Other data monetisation applications include mobility analytics for transport and logistics, footfall tracking in retail, and predictive maintenance services for industrial clients.
The revenue opportunities of AI-enhanced APIs
Network APIs are proving an increasingly important value tool to telcos, with the global market value set to soar to US$34 billion in 2030, representing a 34% CAGR between 2023 and 2030.
A major driver of this growth is the shift towards Open APIs, which generate revenue by letting third-party developers access, interact with and control aspects of telecoms network features. Frameworks like the TM Forum’s Open Digital Architecture (ODA) and the GSMA Open Gateway Initiative support this.
Telcos are increasingly enriching these APIs with AI-derived intelligence, such as movement forecasts, congestion detection and predicted user experience metrics, to make them more valuable to third parties. For these features, a higher fee can be charged.
The same goes for other telco-hosted platforms – the more intelligent and feature-rich the platform, the greater the opportunity for revenue generation.

Smart cities: Use cases for the telco AI opportunity
Smart cities represent a key vertical for the deployment of AI. As highly complex ecosystems composed of interconnected technologies, diverse infrastructure and public and private stakeholders, they demand intelligent coordination, real-time decision-making and resilient connectivity.

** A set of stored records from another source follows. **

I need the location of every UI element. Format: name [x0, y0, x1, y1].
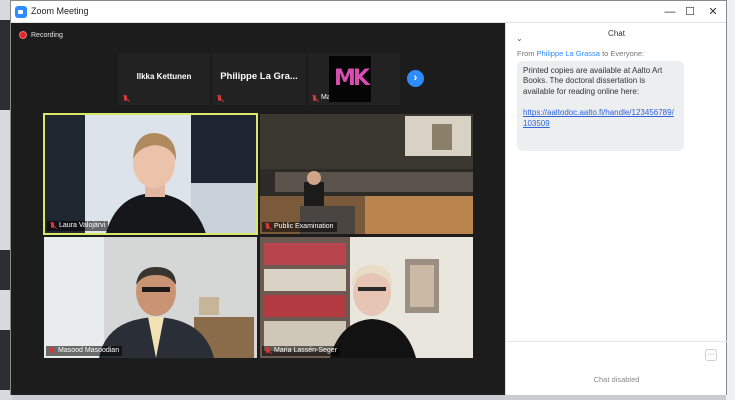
participant-name: Ilkka Kettunen — [136, 72, 192, 81]
from-prefix: From — [517, 49, 535, 58]
participant-video — [44, 237, 257, 358]
video-tile[interactable]: Maria Lassén-Seger — [260, 237, 473, 358]
chat-message-link[interactable]: https://aaltodoc.aalto.fi/handle/1234567… — [523, 108, 678, 129]
zoom-window: Zoom Meeting — ☐ ✕ Recording Ilkka Kettu… — [10, 0, 727, 395]
muted-mic-icon — [264, 347, 272, 355]
title-bar: Zoom Meeting — ☐ ✕ — [11, 1, 726, 23]
recording-icon — [19, 31, 27, 39]
participant-video — [260, 237, 473, 358]
participant-name: Maria Lassén-Seger — [274, 347, 338, 354]
more-options-button[interactable]: ··· — [705, 349, 717, 361]
participant-name: Philippe La Gra... — [220, 71, 298, 82]
chat-panel: ⌄ Chat From Philippe La Grassa to Everyo… — [505, 23, 727, 395]
participant-name-tag: Masood Masoodian — [46, 346, 123, 356]
mic-icon — [49, 222, 57, 230]
participant-name: Masood Masoodian — [58, 347, 120, 354]
participant-name: Laura Valojärvi — [59, 222, 106, 229]
chat-message-text: Printed copies are available at Aalto Ar… — [523, 66, 663, 96]
participant-video — [260, 114, 473, 234]
zoom-app-icon — [15, 6, 27, 18]
chevron-down-icon[interactable]: ⌄ — [516, 28, 523, 50]
muted-mic-icon — [311, 95, 319, 103]
participant-name-tag: Laura Valojärvi — [47, 221, 109, 231]
video-tile-active-speaker[interactable]: Laura Valojärvi — [43, 113, 258, 235]
chat-sender[interactable]: Philippe La Grassa — [537, 49, 600, 58]
video-area: Recording Ilkka Kettunen Philippe La Gra… — [11, 23, 505, 395]
window-title: Zoom Meeting — [31, 6, 89, 16]
chat-header: ⌄ Chat — [506, 23, 727, 45]
close-button[interactable]: ✕ — [700, 3, 726, 21]
participant-name-tag: Maria Lassén-Seger — [262, 346, 341, 356]
mk-logo-image: MK — [329, 56, 371, 102]
participant-strip-tile[interactable]: Ilkka Kettunen — [118, 53, 210, 105]
participant-name: Public Examination — [274, 223, 334, 230]
mic-icon — [264, 223, 272, 231]
video-tile[interactable]: Public Examination — [260, 114, 473, 234]
chat-disabled-notice: Chat disabled — [593, 375, 640, 384]
video-tile[interactable]: Masood Masoodian — [44, 237, 257, 358]
muted-mic-icon — [48, 347, 56, 355]
mk-logo-text: MK — [334, 66, 370, 91]
next-page-button[interactable]: › — [407, 70, 424, 87]
chat-message-meta: From Philippe La Grassa to Everyone: — [517, 49, 644, 58]
participant-strip-tile[interactable]: Philippe La Gra... — [212, 53, 306, 105]
muted-mic-icon — [122, 95, 130, 103]
participant-video — [45, 115, 256, 233]
chevron-right-icon: › — [413, 72, 418, 84]
chat-title: Chat — [608, 29, 625, 38]
chat-divider — [506, 341, 727, 342]
chat-recipient: to Everyone: — [602, 49, 645, 58]
muted-mic-icon — [216, 95, 224, 103]
participant-name-tag: Public Examination — [262, 222, 337, 232]
recording-label: Recording — [31, 31, 63, 39]
desktop-background-right — [726, 0, 735, 400]
recording-indicator[interactable]: Recording — [19, 29, 63, 41]
chat-message-bubble: Printed copies are available at Aalto Ar… — [517, 61, 684, 151]
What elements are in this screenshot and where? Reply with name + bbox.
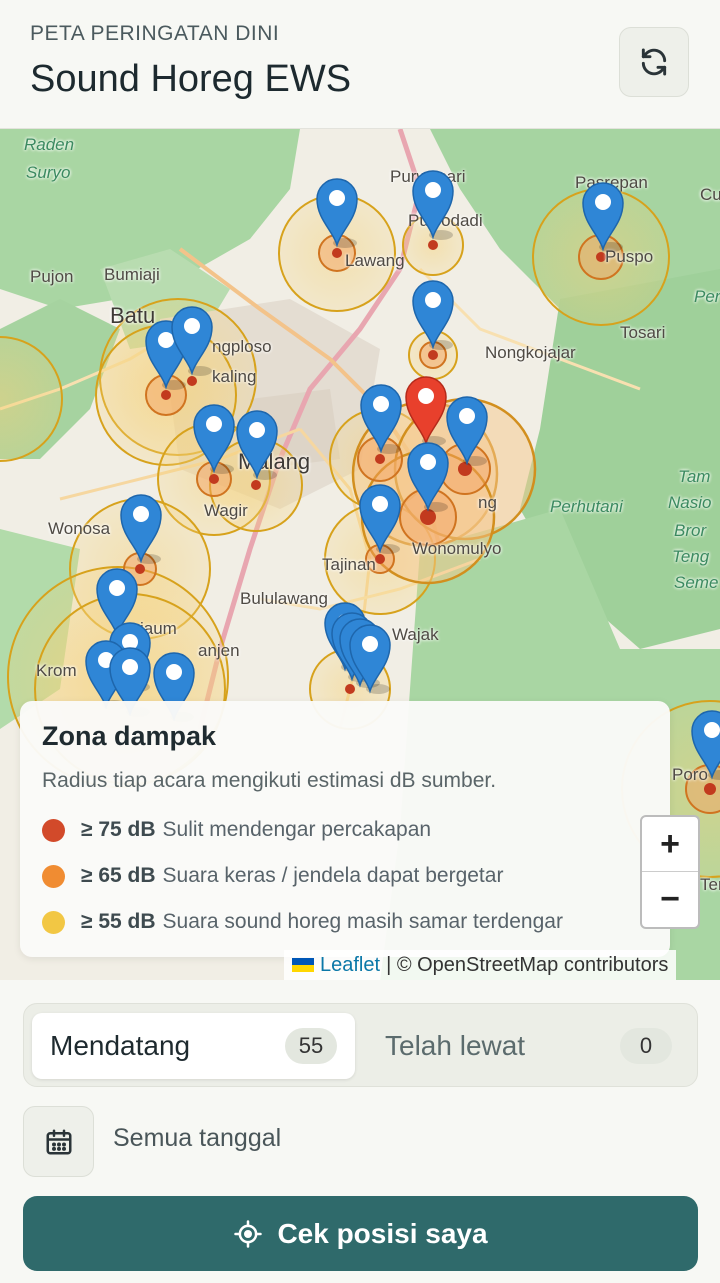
legend-db: ≥ 75 dB: [81, 818, 156, 841]
osm-attribution: | © OpenStreetMap contributors: [386, 953, 669, 976]
legend-title: Zona dampak: [42, 721, 217, 751]
event-marker[interactable]: [193, 404, 235, 474]
event-marker[interactable]: [407, 442, 449, 512]
map-attribution: Leaflet | © OpenStreetMap contributors: [284, 950, 677, 980]
tab-upcoming[interactable]: Mendatang 55: [32, 1013, 355, 1079]
date-filter-label[interactable]: Semua tanggal: [113, 1124, 281, 1153]
ukraine-flag-icon: [292, 958, 314, 972]
refresh-icon: [641, 48, 667, 76]
legend-text: Suara keras / jendela dapat bergetar: [162, 864, 504, 887]
event-marker[interactable]: [691, 710, 720, 780]
legend-text: Suara sound horeg masih samar terdengar: [162, 910, 563, 933]
event-marker[interactable]: [349, 624, 391, 694]
tab-label: Mendatang: [50, 1030, 191, 1061]
tab-count-badge: 55: [285, 1028, 337, 1064]
cta-label: Cek posisi saya: [277, 1217, 488, 1249]
legend-dot: [42, 818, 65, 842]
refresh-button[interactable]: [619, 27, 689, 97]
event-marker[interactable]: [412, 280, 454, 350]
event-marker[interactable]: [582, 182, 624, 252]
map-view[interactable]: Raden Suryo Purwosari Puwodadi Pasrepan …: [0, 128, 720, 980]
legend-dot: [42, 910, 65, 934]
impact-legend: Zona dampak Radius tiap acara mengikuti …: [20, 701, 670, 957]
legend-db: ≥ 55 dB: [81, 910, 156, 933]
date-filter-button[interactable]: [23, 1106, 94, 1177]
legend-row-65db: ≥ 65 dB Suara keras / jendela dapat berg…: [42, 861, 503, 891]
event-marker[interactable]: [359, 484, 401, 554]
zoom-out-button[interactable]: −: [642, 872, 698, 927]
calendar-icon: [46, 1129, 71, 1154]
tab-past[interactable]: Telah lewat 0: [367, 1013, 690, 1079]
page-title: Sound Horeg EWS: [30, 58, 352, 100]
event-tabs: Mendatang 55 Telah lewat 0: [23, 1003, 698, 1087]
legend-text: Sulit mendengar percakapan: [162, 818, 432, 841]
event-marker[interactable]: [120, 494, 162, 564]
selected-event-marker[interactable]: [405, 376, 447, 446]
legend-description: Radius tiap acara mengikuti estimasi dB …: [42, 769, 497, 792]
legend-row-75db: ≥ 75 dB Sulit mendengar percakapan: [42, 815, 431, 845]
event-marker[interactable]: [316, 178, 358, 248]
legend-dot: [42, 864, 65, 888]
check-location-button[interactable]: Cek posisi saya: [23, 1196, 698, 1271]
locate-icon: [234, 1219, 263, 1248]
legend-db: ≥ 65 dB: [81, 864, 156, 887]
event-marker[interactable]: [360, 384, 402, 454]
legend-row-55db: ≥ 55 dB Suara sound horeg masih samar te…: [42, 907, 563, 937]
zoom-control: + −: [640, 815, 700, 929]
app-header: PETA PERINGATAN DINI Sound Horeg EWS: [0, 0, 720, 128]
leaflet-link[interactable]: Leaflet: [320, 954, 380, 977]
event-marker[interactable]: [236, 410, 278, 480]
event-marker[interactable]: [412, 170, 454, 240]
header-eyebrow: PETA PERINGATAN DINI: [30, 22, 280, 45]
tab-label: Telah lewat: [385, 1030, 526, 1061]
tab-count-badge: 0: [620, 1028, 672, 1064]
zoom-in-button[interactable]: +: [642, 817, 698, 872]
event-marker[interactable]: [446, 396, 488, 466]
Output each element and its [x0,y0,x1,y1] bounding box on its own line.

At the foundation layer of the solution is the telco’s own infrastructure. The use of AI internally for automation and efficacy of network operations enables efficient traffic routing, proactive fault detection, real-time predictive maintenance, and smart energy optimisation. This ensures a seamless and secure connectivity – critical to the digital infrastructure of smart cities.
Building on this, telcos can offer AI-as-a-Service to ecosystem partners, including city councils, public transport operators, utilities and retailers. By hosting pre-trained models and delivering scalable AI functionality, telcos can support partners in deploying intelligent, data-driven applications across the urban environment. Though many are cloud-hosted solutions, these capabilities are increasingly delivered at the edge to support low-latency requirements and preserve data locality for privacy-sensitive operations.
At the top of the stack, telcos can differentiate their services and generate new revenue by exposing their network intelligence through APIs and service-level tools. These programmable services support differentiated experiences for sectors such as retail, logistics and transport, positioning the telco as a strategic partner in delivering smart city outcomes.